As the reader can see from the cast, we get perspectives from both North and South, officer and enlisted. Also, one of the men retreats before the battle begins. At first he gives a kind pseudo-psychological explanation, but then he admits that he was simply scared.
All in all, this is a tightly written piece. Because it is a novel about a historical battle, some readers might think of comparing it to the works of the Shaaras. Shiloh is much more focused. Yes, we do get some background of the main figures in the battle, but this novel is simply about the two days’ battle with some pointed and tight reflections.
I may have picked up this book out of curiosity, but I am glad to have read it. It tells a good story and gives us a sense of the history of the battle, the war, and the times. Interestingly, the book is dedicated to Walker Percy, a Southern fiction writer of a different ilk. There was clearly some mutual respect.
1Here is, in part, what Sherman said. It really proved to be true, if not prophetic. Portions are quoted in Shiloh:
You people speak so lightly of war. You don’t know what you’re talking about.

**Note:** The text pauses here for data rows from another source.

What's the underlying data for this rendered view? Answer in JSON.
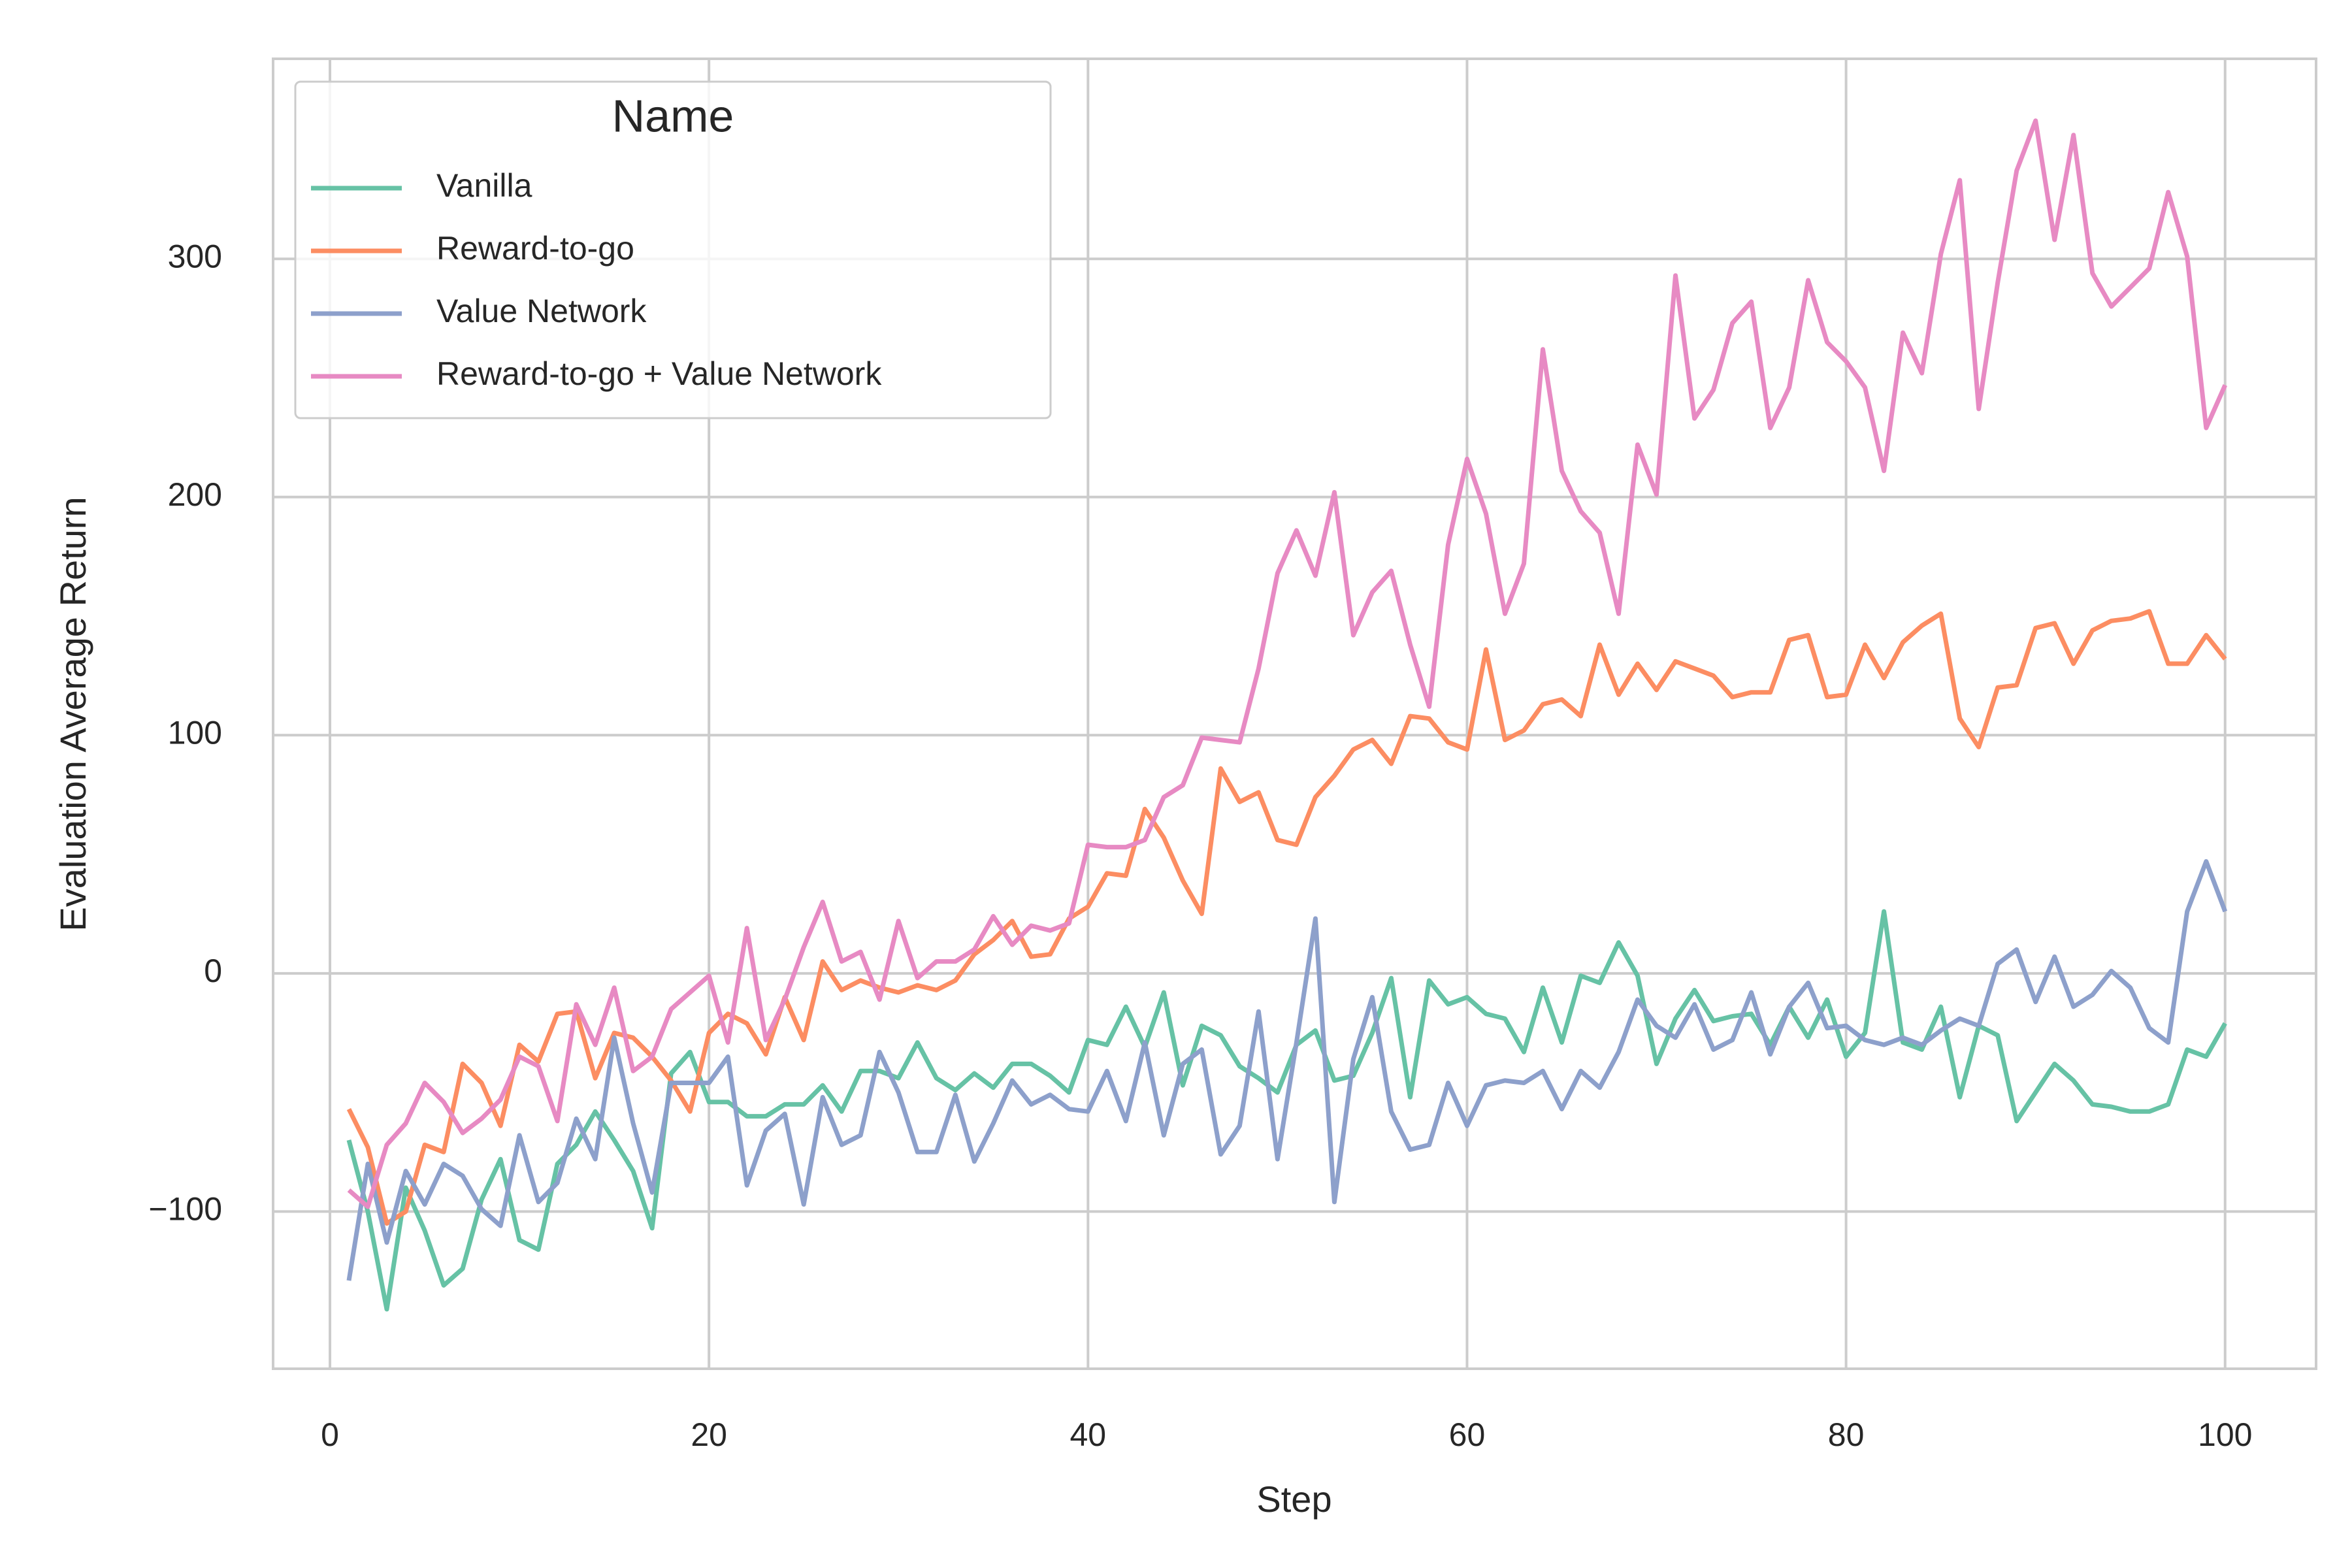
{
  "chart_data": {
    "type": "line",
    "xlabel": "Step",
    "ylabel": "Evaluation Average Return",
    "legend_title": "Name",
    "legend_loc": "upper left",
    "grid": true,
    "xlim": [
      -3,
      104.8
    ],
    "ylim": [
      -166,
      384
    ],
    "xticks": [
      0,
      20,
      40,
      60,
      80,
      100
    ],
    "yticks": [
      {
        "value": -100,
        "label": "−100"
      },
      0,
      100,
      200,
      300
    ],
    "x": [
      1,
      2,
      3,
      4,
      5,
      6,
      7,
      8,
      9,
      10,
      11,
      12,
      13,
      14,
      15,
      16,
      17,
      18,
      19,
      20,
      21,
      22,
      23,
      24,
      25,
      26,
      27,
      28,
      29,
      30,
      31,
      32,
      33,
      34,
      35,
      36,
      37,
      38,
      39,
      40,
      41,
      42,
      43,
      44,
      45,
      46,
      47,
      48,
      49,
      50,
      51,
      52,
      53,
      54,
      55,
      56,
      57,
      58,
      59,
      60,
      61,
      62,
      63,
      64,
      65,
      66,
      67,
      68,
      69,
      70,
      71,
      72,
      73,
      74,
      75,
      76,
      77,
      78,
      79,
      80,
      81,
      82,
      83,
      84,
      85,
      86,
      87,
      88,
      89,
      90,
      91,
      92,
      93,
      94,
      95,
      96,
      97,
      98,
      99,
      100
    ],
    "series": [
      {
        "name": "Vanilla",
        "color": "#66c2a5",
        "values": [
          -70,
          -100,
          -141,
          -90,
          -108,
          -131,
          -124,
          -95,
          -78,
          -112,
          -116,
          -80,
          -72,
          -58,
          -70,
          -83,
          -107,
          -42,
          -33,
          -54,
          -54,
          -60,
          -60,
          -55,
          -55,
          -47,
          -58,
          -41,
          -41,
          -44,
          -29,
          -44,
          -49,
          -42,
          -48,
          -38,
          -38,
          -43,
          -50,
          -28,
          -30,
          -14,
          -31,
          -8,
          -47,
          -22,
          -26,
          -39,
          -44,
          -50,
          -30,
          -24,
          -45,
          -43,
          -25,
          -2,
          -52,
          -3,
          -13,
          -10,
          -17,
          -19,
          -33,
          -6,
          -29,
          -1,
          -4,
          13,
          -1,
          -38,
          -19,
          -7,
          -20,
          -18,
          -17,
          -30,
          -14,
          -27,
          -11,
          -35,
          -25,
          26,
          -29,
          -32,
          -14,
          -52,
          -22,
          -26,
          -62,
          -50,
          -38,
          -45,
          -55,
          -56,
          -58,
          -58,
          -55,
          -32,
          -35,
          -21
        ]
      },
      {
        "name": "Reward-to-go",
        "color": "#fc8d62",
        "values": [
          -57,
          -73,
          -105,
          -100,
          -72,
          -75,
          -38,
          -46,
          -64,
          -30,
          -37,
          -17,
          -16,
          -44,
          -25,
          -27,
          -35,
          -45,
          -58,
          -25,
          -17,
          -21,
          -34,
          -10,
          -28,
          5,
          -7,
          -3,
          -6,
          -8,
          -5,
          -7,
          -3,
          8,
          14,
          22,
          7,
          8,
          23,
          28,
          42,
          41,
          69,
          57,
          39,
          25,
          86,
          72,
          76,
          56,
          54,
          74,
          83,
          94,
          98,
          88,
          108,
          107,
          97,
          94,
          136,
          98,
          102,
          113,
          115,
          108,
          138,
          117,
          130,
          119,
          131,
          128,
          125,
          116,
          118,
          118,
          140,
          142,
          116,
          117,
          138,
          124,
          139,
          146,
          151,
          107,
          95,
          120,
          121,
          145,
          147,
          130,
          144,
          148,
          149,
          152,
          130,
          130,
          142,
          132
        ]
      },
      {
        "name": "Value Network",
        "color": "#8da0cb",
        "values": [
          -129,
          -80,
          -113,
          -83,
          -97,
          -80,
          -85,
          -99,
          -106,
          -68,
          -96,
          -88,
          -61,
          -78,
          -27,
          -63,
          -92,
          -46,
          -46,
          -46,
          -35,
          -89,
          -66,
          -59,
          -97,
          -52,
          -72,
          -68,
          -33,
          -50,
          -75,
          -75,
          -51,
          -79,
          -63,
          -45,
          -55,
          -51,
          -57,
          -58,
          -41,
          -62,
          -29,
          -68,
          -38,
          -32,
          -76,
          -64,
          -16,
          -78,
          -29,
          23,
          -96,
          -36,
          -10,
          -58,
          -74,
          -72,
          -46,
          -64,
          -47,
          -45,
          -46,
          -41,
          -57,
          -41,
          -48,
          -33,
          -11,
          -22,
          -27,
          -13,
          -32,
          -28,
          -8,
          -34,
          -14,
          -4,
          -23,
          -22,
          -28,
          -30,
          -27,
          -30,
          -24,
          -19,
          -22,
          4,
          10,
          -12,
          7,
          -14,
          -9,
          1,
          -6,
          -23,
          -29,
          26,
          47,
          26
        ]
      },
      {
        "name": "Reward-to-go + Value Network",
        "color": "#e78ac3",
        "values": [
          -91,
          -98,
          -72,
          -63,
          -46,
          -54,
          -67,
          -61,
          -53,
          -35,
          -39,
          -62,
          -13,
          -30,
          -6,
          -41,
          -35,
          -15,
          -8,
          -1,
          -29,
          19,
          -28,
          -11,
          11,
          30,
          5,
          9,
          -11,
          22,
          -2,
          5,
          5,
          10,
          24,
          12,
          20,
          18,
          21,
          54,
          53,
          53,
          56,
          74,
          79,
          99,
          98,
          97,
          128,
          168,
          186,
          167,
          202,
          142,
          160,
          169,
          138,
          112,
          180,
          216,
          193,
          151,
          172,
          262,
          211,
          194,
          185,
          151,
          222,
          201,
          293,
          233,
          245,
          273,
          282,
          229,
          246,
          291,
          265,
          257,
          246,
          211,
          269,
          252,
          302,
          333,
          237,
          290,
          337,
          358,
          308,
          352,
          294,
          280,
          288,
          296,
          328,
          301,
          229,
          247
        ]
      }
    ]
  }
}
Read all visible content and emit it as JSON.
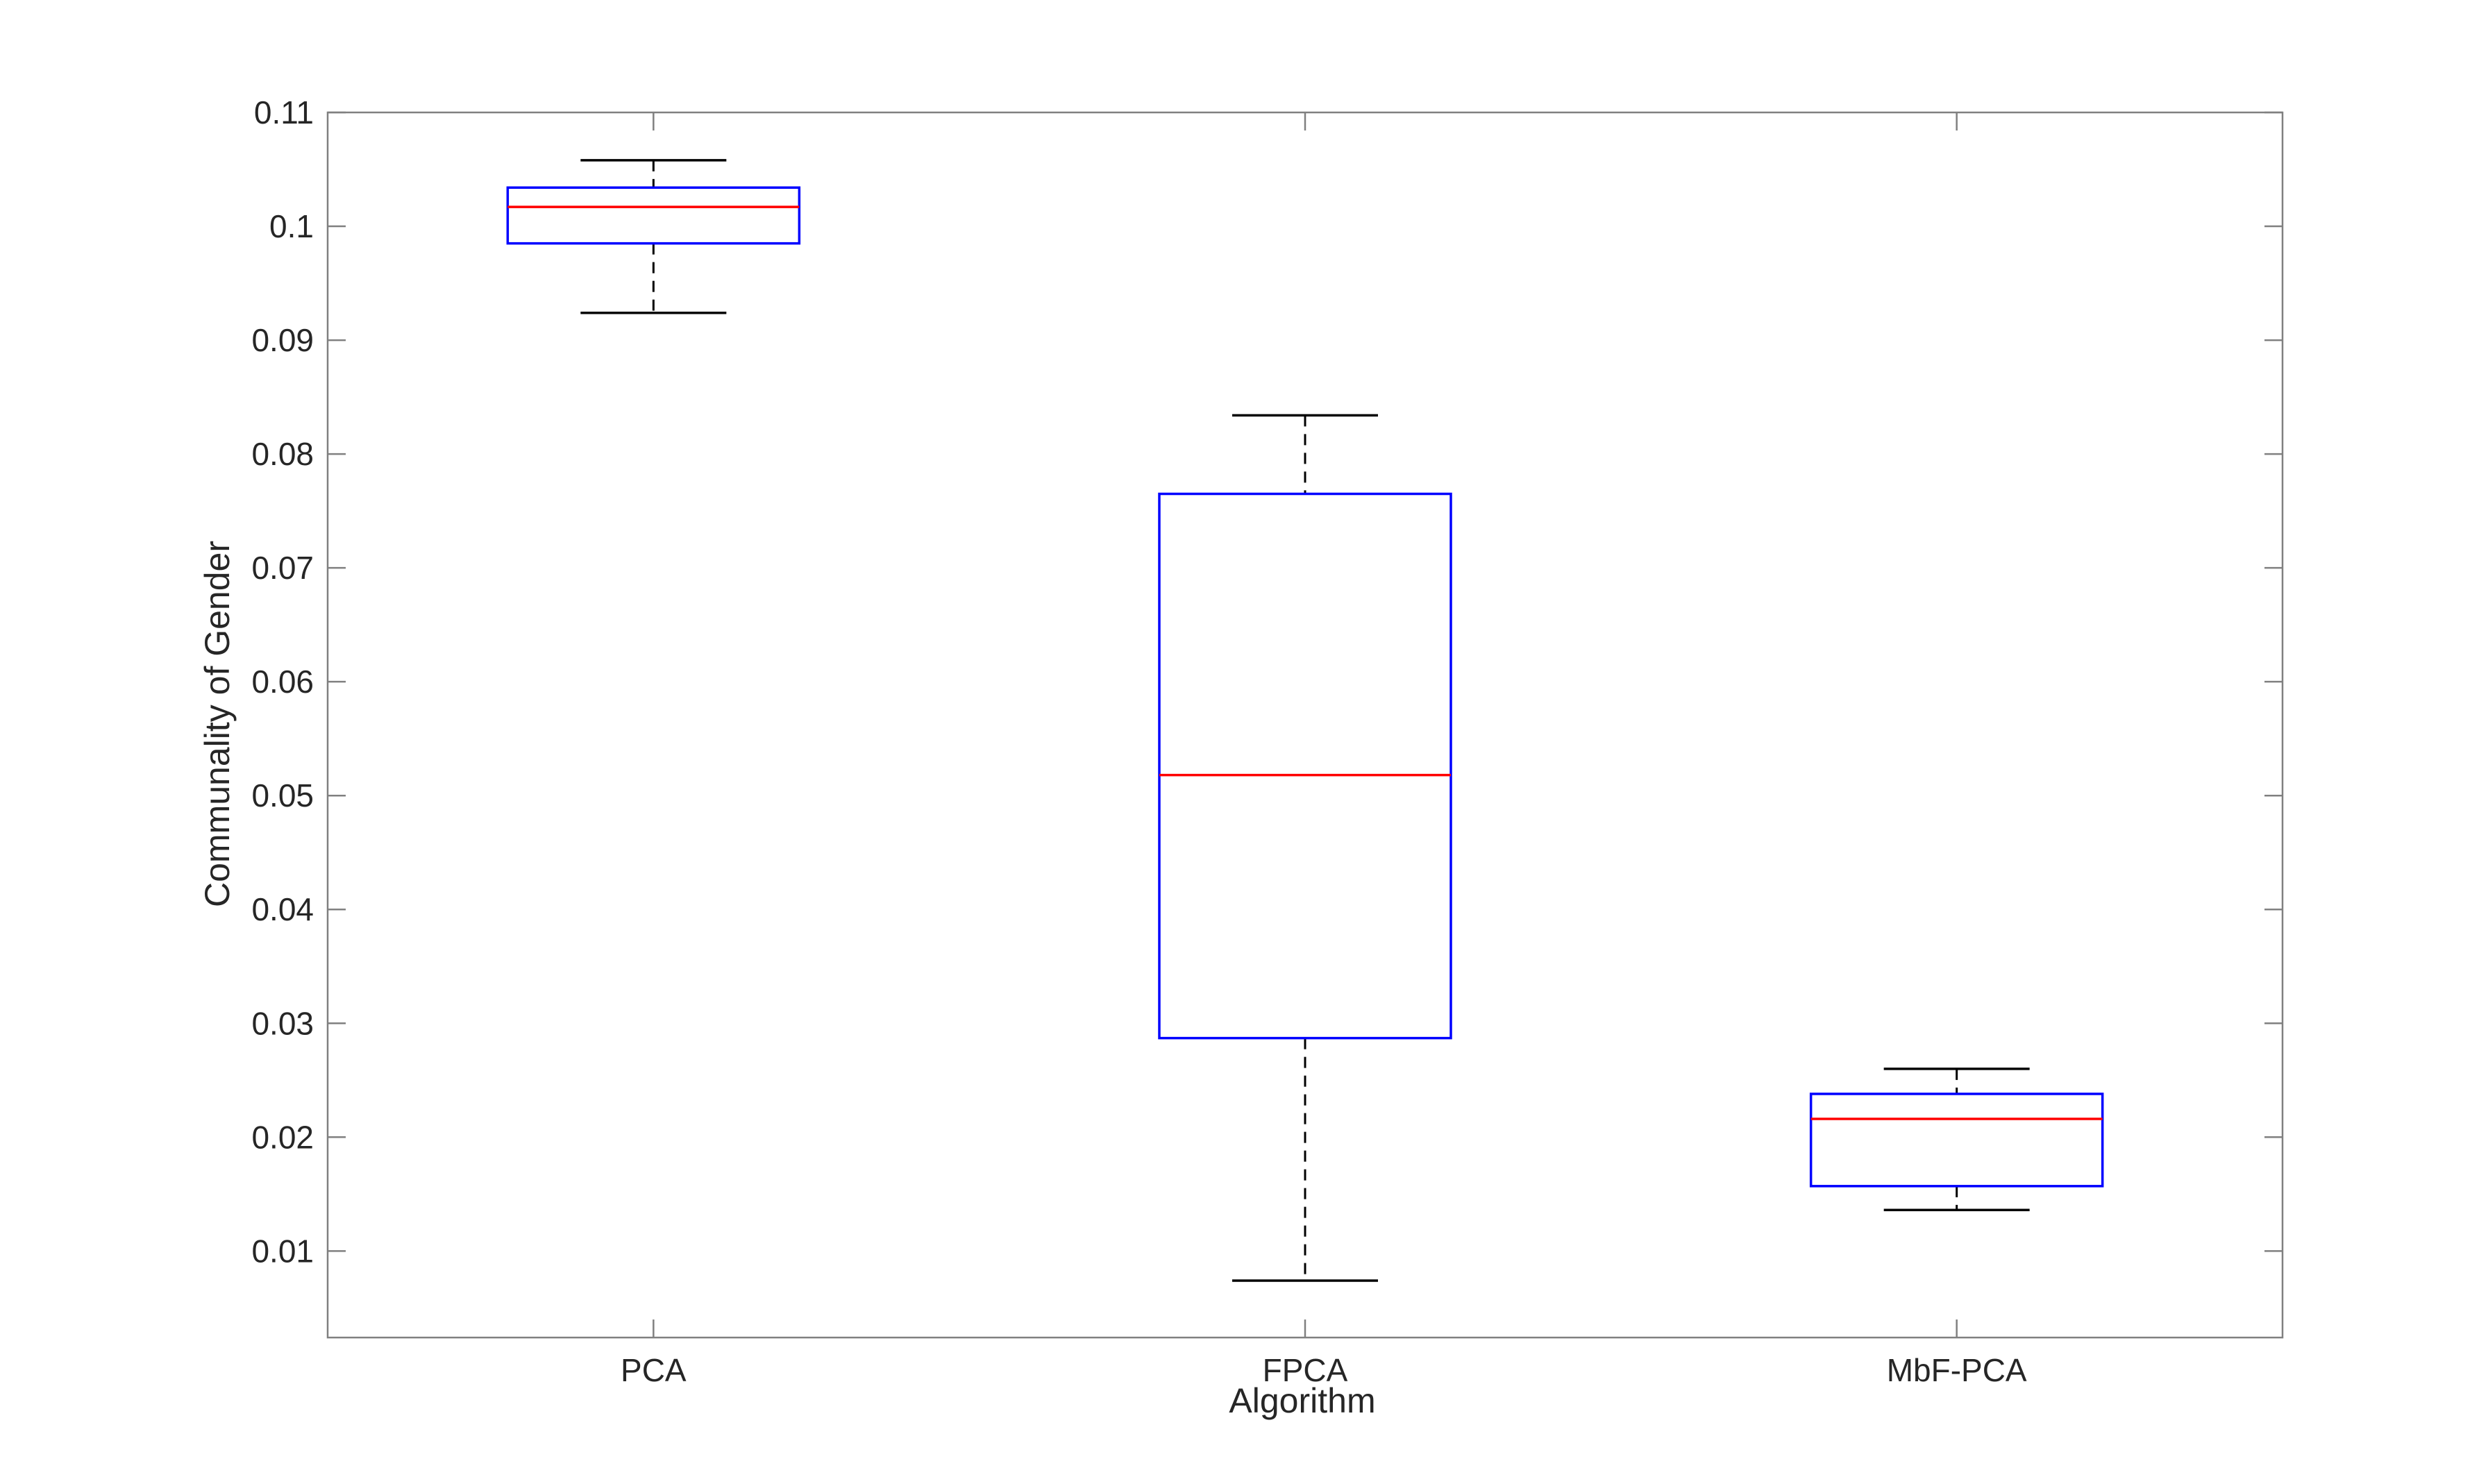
{
  "chart_data": {
    "type": "box",
    "title": "",
    "xlabel": "Algorithm",
    "ylabel": "Communality of Gender",
    "ylim": [
      0.0024,
      0.11
    ],
    "yticks": [
      0.01,
      0.02,
      0.03,
      0.04,
      0.05,
      0.06,
      0.07,
      0.08,
      0.09,
      0.1,
      0.11
    ],
    "ytick_labels": [
      "0.01",
      "0.02",
      "0.03",
      "0.04",
      "0.05",
      "0.06",
      "0.07",
      "0.08",
      "0.09",
      "0.1",
      "0.11"
    ],
    "grid": false,
    "categories": [
      "PCA",
      "FPCA",
      "MbF-PCA"
    ],
    "boxes": [
      {
        "category": "PCA",
        "whisker_low": 0.0924,
        "q1": 0.0985,
        "median": 0.1017,
        "q3": 0.1034,
        "whisker_high": 0.1058
      },
      {
        "category": "FPCA",
        "whisker_low": 0.0074,
        "q1": 0.0287,
        "median": 0.0518,
        "q3": 0.0765,
        "whisker_high": 0.0834
      },
      {
        "category": "MbF-PCA",
        "whisker_low": 0.0136,
        "q1": 0.0157,
        "median": 0.0216,
        "q3": 0.0238,
        "whisker_high": 0.026
      }
    ],
    "colors": {
      "box": "#0000ff",
      "median": "#ff0000",
      "whisker": "#000000",
      "axes": "#808080",
      "text": "#262626"
    }
  }
}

War is a terrible thing. I know you are a brave, fighting people, but for every day of actual fighting, there are months of marching, exposure, and suffering. More men die in war from sickness than are killed in battle. At best war is a frightful loss of life and property, and worse still is the demoralization of the people….
You mistake, too, the people of the North. They are a peaceable people, but an earnest people and will fight too, and they are not going to let this country be destroyed without a mighty effort to save it.
Besides, where are your men and appliances of war to contend against them? The Northern people not only greatly outnumber the whites at the South, but they are a mechanical people with manufactures of every kind, while you are only agriculturists–a sparse population covering a large extent of territory, and in all history no nation of mere agriculturists ever made successful war against a nation of mechanics….
The North can make a steam-engine, locomotive or railway car; hardly a yard of cloth or shoes can you make. You are rushing into war with one of the most powerful, ingeniously mechanical and determined people on earth–right at your doors. You are bound to fail. Only in your spirit and determination are you prepared for war. In all else you are totally unprepared, with a bad cause to start with.
At first you will make headway, but as your limited resources begin to fail, and shut out from the markets of Europe by blockade as you will be, your cause will begin to wane…if your people would but stop and think, they must see that in the end you will surely fail.